As an aside, Shebooks, the book’s publisher, is worth checking out. A carefully curated collection of short e-books written by women, for women (the founders hail from More, Glamour, Real Simple and Sunset). All of these e-books are designed to be finished in an hour or two, which makes them all the more perfect for summer reading, amiright?
Glitter and Glue, by Kelly Corrigan, Ballantine Books, 2014
From the same bestselling author of The Middle Place, Glitter and Glue explores the bond between mothers and daughters. Corrigan starts out with a startling premise: “When I was growing up, my mom was guided by the strong belief that to befriend me was to deny me the one thing a kid really needed to survive childhood: a mother.”

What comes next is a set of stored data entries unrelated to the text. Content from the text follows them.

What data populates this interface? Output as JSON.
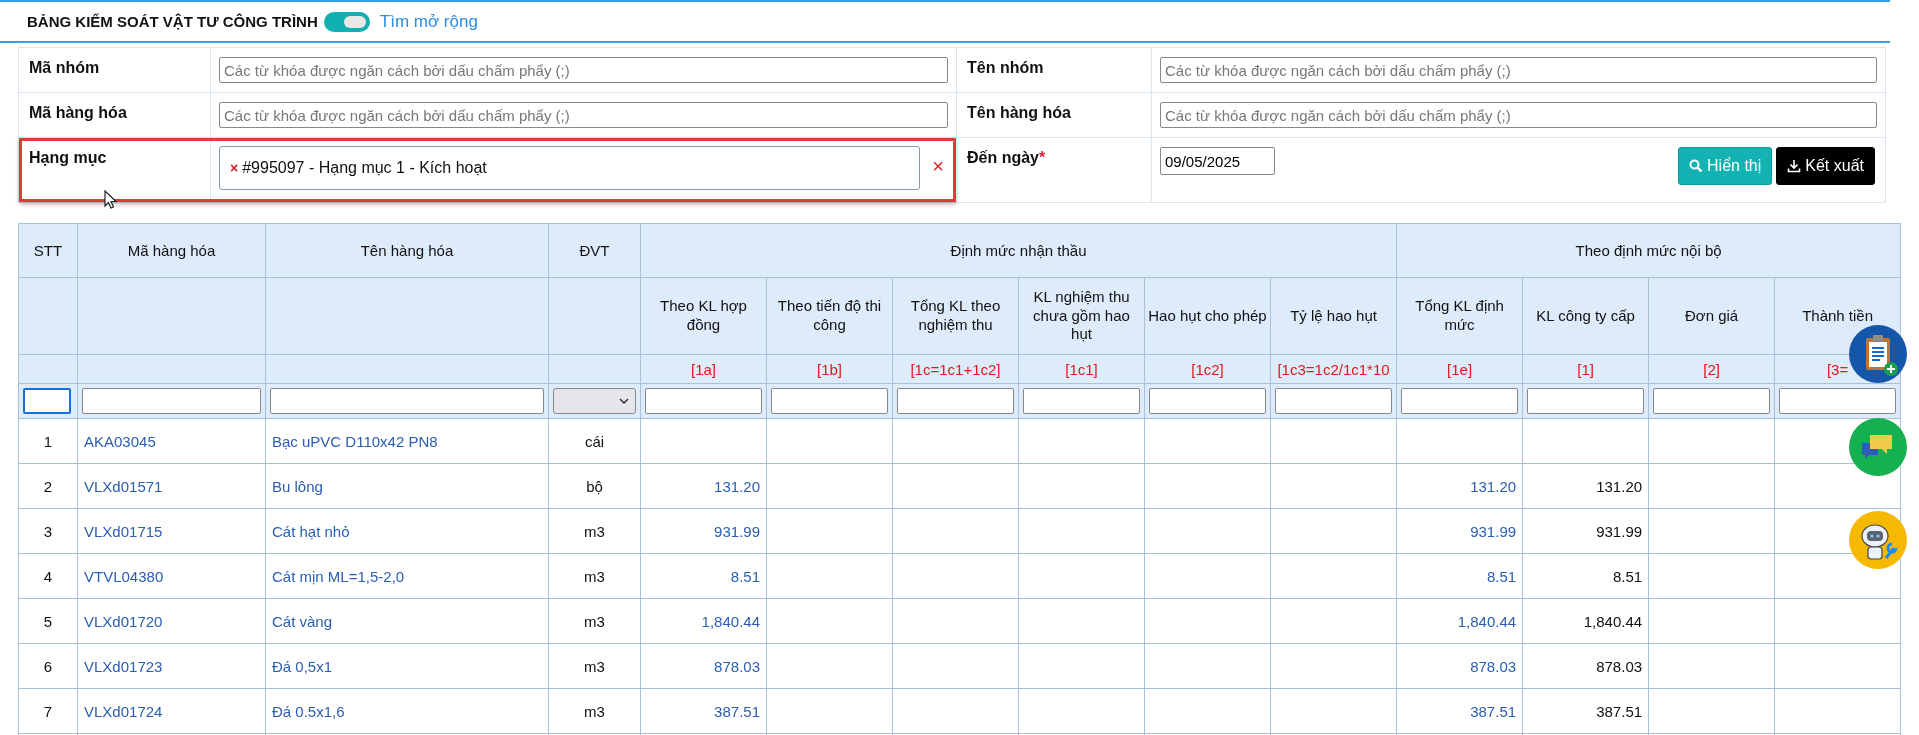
{
  "title": "BẢNG KIỂM SOÁT VẬT TƯ CÔNG TRÌNH",
  "extended_search": {
    "label": "Tìm mở rộng",
    "on": true
  },
  "form_rows": [
    {
      "fields": [
        {
          "label": "Mã nhóm",
          "kind": "text",
          "placeholder": "Các từ khóa được ngăn cách bởi dấu chấm phẩy (;)"
        },
        {
          "label": "Tên nhóm",
          "kind": "text",
          "placeholder": "Các từ khóa được ngăn cách bởi dấu chấm phẩy (;)"
        }
      ]
    },
    {
      "fields": [
        {
          "label": "Mã hàng hóa",
          "kind": "text",
          "placeholder": "Các từ khóa được ngăn cách bởi dấu chấm phẩy (;)"
        },
        {
          "label": "Tên hàng hóa",
          "kind": "text",
          "placeholder": "Các từ khóa được ngăn cách bởi dấu chấm phẩy (;)"
        }
      ]
    },
    {
      "fields": [
        {
          "label": "Hạng mục",
          "kind": "tags",
          "highlighted": true,
          "tags": [
            "#995097 - Hạng mục 1 - Kích hoạt"
          ],
          "tag_remove": "×",
          "clear": "×"
        },
        {
          "label": "Đến ngày",
          "kind": "date",
          "required": true,
          "required_mark": "*",
          "value": "09/05/2025",
          "buttons": [
            {
              "label": "Hiển thị",
              "kind": "search"
            },
            {
              "label": "Kết xuất",
              "kind": "export"
            }
          ]
        }
      ]
    }
  ],
  "table": {
    "fixed_columns": [
      "STT",
      "Mã hàng hóa",
      "Tên hàng hóa",
      "ĐVT"
    ],
    "groups": [
      {
        "label": "Định mức nhận thầu",
        "columns": [
          {
            "label": "Theo KL hợp đồng",
            "code": "[1a]"
          },
          {
            "label": "Theo tiến độ thi công",
            "code": "[1b]"
          },
          {
            "label": "Tổng KL theo nghiệm thu",
            "code": "[1c=1c1+1c2]"
          },
          {
            "label": "KL nghiệm thu chưa gồm hao hụt",
            "code": "[1c1]"
          },
          {
            "label": "Hao hụt cho phép",
            "code": "[1c2]"
          },
          {
            "label": "Tỷ lệ hao hụt",
            "code": "[1c3=1c2/1c1*10"
          }
        ]
      },
      {
        "label": "Theo định mức nội bộ",
        "columns": [
          {
            "label": "Tổng KL định mức",
            "code": "[1e]"
          },
          {
            "label": "KL công ty cấp",
            "code": "[1]"
          },
          {
            "label": "Đơn giá",
            "code": "[2]"
          },
          {
            "label": "Thành tiền",
            "code": "[3="
          }
        ]
      }
    ],
    "filters": [
      {
        "kind": "text",
        "focused": true
      },
      {
        "kind": "text",
        "focused": false
      },
      {
        "kind": "text",
        "focused": false
      },
      {
        "kind": "select",
        "focused": false
      },
      {
        "kind": "text",
        "focused": false
      },
      {
        "kind": "text",
        "focused": false
      },
      {
        "kind": "text",
        "focused": false
      },
      {
        "kind": "text",
        "focused": false
      },
      {
        "kind": "text",
        "focused": false
      },
      {
        "kind": "text",
        "focused": false
      },
      {
        "kind": "text",
        "focused": false
      },
      {
        "kind": "text",
        "focused": false
      },
      {
        "kind": "text",
        "focused": false
      },
      {
        "kind": "text",
        "focused": false
      }
    ],
    "rows": [
      {
        "stt": "1",
        "code": "AKA03045",
        "name": "Bạc uPVC D110x42 PN8",
        "unit": "cái"
      },
      {
        "stt": "2",
        "code": "VLXd01571",
        "name": "Bu lông",
        "unit": "bộ",
        "contract_qty": "131.20",
        "norm_total_qty": "131.20",
        "company_supplied_qty": "131.20"
      },
      {
        "stt": "3",
        "code": "VLXd01715",
        "name": "Cát hạt nhỏ",
        "unit": "m3",
        "contract_qty": "931.99",
        "norm_total_qty": "931.99",
        "company_supplied_qty": "931.99"
      },
      {
        "stt": "4",
        "code": "VTVL04380",
        "name": "Cát mịn ML=1,5-2,0",
        "unit": "m3",
        "contract_qty": "8.51",
        "norm_total_qty": "8.51",
        "company_supplied_qty": "8.51"
      },
      {
        "stt": "5",
        "code": "VLXd01720",
        "name": "Cát vàng",
        "unit": "m3",
        "contract_qty": "1,840.44",
        "norm_total_qty": "1,840.44",
        "company_supplied_qty": "1,840.44"
      },
      {
        "stt": "6",
        "code": "VLXd01723",
        "name": "Đá 0,5x1",
        "unit": "m3",
        "contract_qty": "878.03",
        "norm_total_qty": "878.03",
        "company_supplied_qty": "878.03"
      },
      {
        "stt": "7",
        "code": "VLXd01724",
        "name": "Đá 0.5x1,6",
        "unit": "m3",
        "contract_qty": "387.51",
        "norm_total_qty": "387.51",
        "company_supplied_qty": "387.51"
      }
    ]
  },
  "floating_buttons": [
    {
      "kind": "clipboard"
    },
    {
      "kind": "chat"
    },
    {
      "kind": "robot"
    }
  ]
}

In her exploration of this complicated dynamic, Corrigan takes us through her defining moments, primarily centered on a time period in her early twenties, when Corrigan worked as a nanny for a widower in Australia. Corrigan’s controlling mother looms large in the narrative, but rather than judge the relationship, Corrigan writes with a wise perspective, musing:
"The thing about mothers, I want to say, is that once the containment ends and one becomes two, you don’t always fit together so neatly … the living mother-daughter relationship, you learn over and over again, is a constant choice between adaptation and acceptance."

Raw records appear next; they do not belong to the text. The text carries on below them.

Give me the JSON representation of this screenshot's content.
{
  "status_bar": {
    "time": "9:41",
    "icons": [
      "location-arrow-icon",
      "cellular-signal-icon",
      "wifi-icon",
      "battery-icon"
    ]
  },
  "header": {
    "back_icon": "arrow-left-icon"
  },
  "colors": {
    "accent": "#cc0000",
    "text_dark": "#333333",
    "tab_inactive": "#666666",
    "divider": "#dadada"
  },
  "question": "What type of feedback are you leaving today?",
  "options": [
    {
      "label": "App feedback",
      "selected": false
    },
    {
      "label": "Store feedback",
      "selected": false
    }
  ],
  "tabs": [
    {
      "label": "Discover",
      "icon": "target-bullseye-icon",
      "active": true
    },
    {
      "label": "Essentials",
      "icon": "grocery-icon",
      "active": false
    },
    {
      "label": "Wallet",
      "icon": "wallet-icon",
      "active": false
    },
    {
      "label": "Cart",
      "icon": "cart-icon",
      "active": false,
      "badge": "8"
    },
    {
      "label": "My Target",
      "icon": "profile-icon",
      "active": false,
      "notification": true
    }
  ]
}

When Corrigan has children of her own, she’s able to offer an even wider view: “It may be that loving our children, radically and beyond reason, expands our capacity to love others, particularly our own mothers.” It is this theme that drives the book towards its heartfelt conclusion. The mother-daughter relationship, Corrigan explains, “is like a good book: You don’t have to be able to decode every passage to want to hug it when you finish.”

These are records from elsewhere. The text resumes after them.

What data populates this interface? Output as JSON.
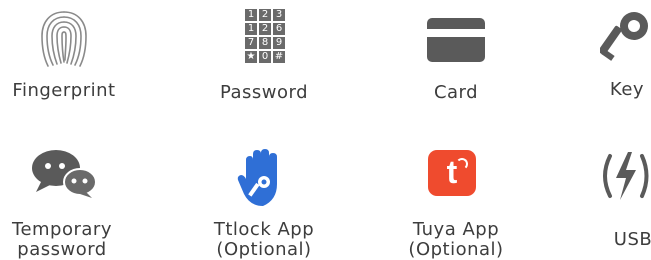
{
  "features": [
    {
      "id": "fingerprint",
      "label": [
        "Fingerprint"
      ],
      "icon": "fingerprint-icon"
    },
    {
      "id": "password",
      "label": [
        "Password"
      ],
      "icon": "keypad-icon",
      "keypad": [
        "1",
        "2",
        "3",
        "1",
        "2",
        "6",
        "7",
        "8",
        "9",
        "★",
        "0",
        "#"
      ]
    },
    {
      "id": "card",
      "label": [
        "Card"
      ],
      "icon": "card-icon"
    },
    {
      "id": "key",
      "label": [
        "Key"
      ],
      "icon": "key-icon"
    },
    {
      "id": "temporary-password",
      "label": [
        "Temporary",
        "password"
      ],
      "icon": "chat-bubbles-icon"
    },
    {
      "id": "ttlock-app",
      "label": [
        "Ttlock App",
        "(Optional)"
      ],
      "icon": "ttlock-hand-icon"
    },
    {
      "id": "tuya-app",
      "label": [
        "Tuya App",
        "(Optional)"
      ],
      "icon": "tuya-icon",
      "badge": "t"
    },
    {
      "id": "usb",
      "label": [
        "USB"
      ],
      "icon": "usb-charge-icon"
    }
  ],
  "colors": {
    "icon_gray": "#5a5a5a",
    "text": "#3d3d3d",
    "ttlock_blue": "#2f6fd6",
    "tuya_orange": "#ef4b2e"
  }
}
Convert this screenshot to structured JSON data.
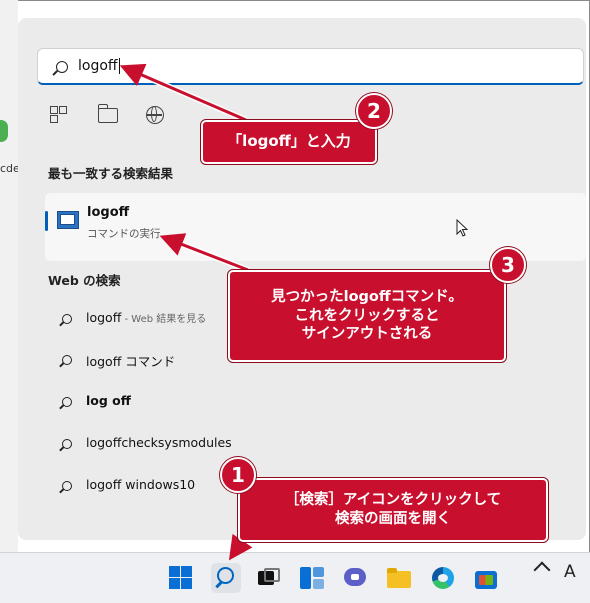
{
  "search": {
    "query": "logoff"
  },
  "filters": [
    "apps-icon",
    "folder-icon",
    "globe-icon"
  ],
  "best_match": {
    "heading": "最も一致する検索結果",
    "title": "logoff",
    "subtitle": "コマンドの実行"
  },
  "web": {
    "heading": "Web の検索",
    "items": [
      {
        "text": "logoff",
        "hint": " - Web 結果を見る"
      },
      {
        "text": "logoff コマンド",
        "hint": ""
      },
      {
        "text": "log off",
        "hint": ""
      },
      {
        "text": "logoffchecksysmodules",
        "hint": ""
      },
      {
        "text": "logoff windows10",
        "hint": ""
      }
    ]
  },
  "desktop": {
    "partial_label": "cde"
  },
  "annotations": {
    "callout1": {
      "number": "1",
      "line1": "［検索］アイコンをクリックして",
      "line2": "検索の画面を開く"
    },
    "callout2": {
      "number": "2",
      "text": "「logoff」と入力"
    },
    "callout3": {
      "number": "3",
      "line1": "見つかったlogoffコマンド。",
      "line2": "これをクリックすると",
      "line3": "サインアウトされる"
    }
  },
  "taskbar": {
    "icons": [
      "windows-start-icon",
      "search-icon",
      "task-view-icon",
      "widgets-icon",
      "chat-icon",
      "file-explorer-icon",
      "edge-icon",
      "store-icon"
    ],
    "ime_indicator": "A"
  },
  "colors": {
    "callout": "#c8102e",
    "accent": "#005fb8"
  }
}
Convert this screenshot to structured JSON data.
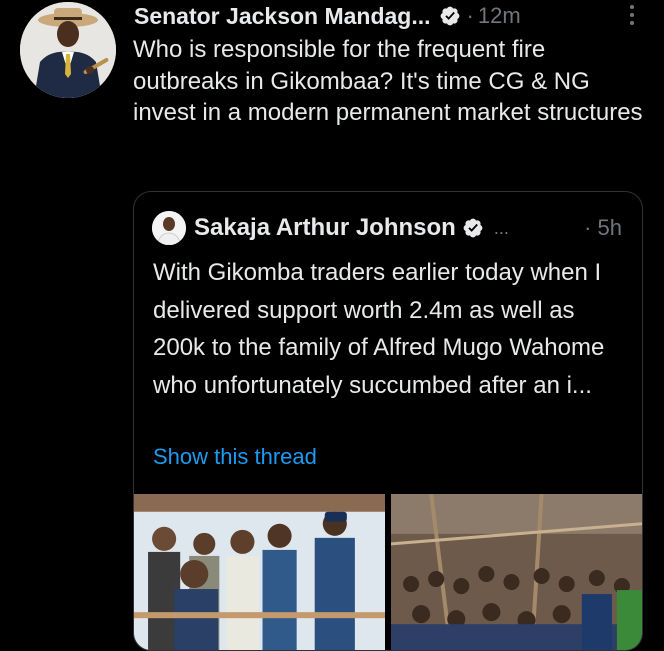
{
  "tweet": {
    "author_name": "Senator Jackson Mandag...",
    "separator": "·",
    "time": "12m",
    "more_icon": "more-vertical-icon",
    "text": "Who is responsible for the frequent fire outbreaks in Gikombaa? It's time CG & NG invest in a modern permanent market structures"
  },
  "quoted_tweet": {
    "author_name": "Sakaja Arthur Johnson",
    "ellipsis": "...",
    "separator": "·",
    "time": "5h",
    "text": "With Gikomba traders earlier today when I delivered support worth 2.4m as well as 200k to the family of Alfred Mugo Wahome who unfortunately succumbed after an i...",
    "link_text": "Show this thread"
  },
  "colors": {
    "background": "#000000",
    "text": "#e7e9ea",
    "muted": "#71767b",
    "link": "#1d9bf0",
    "verified": "#e7e9ea"
  }
}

The Madwoman in the Volvo: My Year of Raging Hormones, by Sandra Tsing Loh, W. W. Norton & Company, 2014
Does it say too much about me if I tell you I want to be Sandra Tsing Loh when I grow up? I’ve been a fan of Loh’s for a long time (her 2009 Mother on Fire: A True Motherf%#$@ Story About Parenting! and “Loh Down” series on NPR are personal faves) and The Madwoman in the Volvo does not disappoint. Whereas other writers tackling similar material might veer into woe-is-me or “ha ha, aren’t I funny?” territory, Loh writes in this witty, self-deprecating, no-holds-barred style that is as honest and revelatory as it is hilarious.
Loh’s life is messy to be sure: her Volvo is infested with ants, her marriage is over, things are complicated with “Mr. Y” (the new guy) and her hormones are on par with her tween daughters. Through a series of highly entertaining essays on midlife, parenting, caregiving and chaos, Loh shines a bright light on her own missteps, giving us the opportunity to more closely examine ours as well.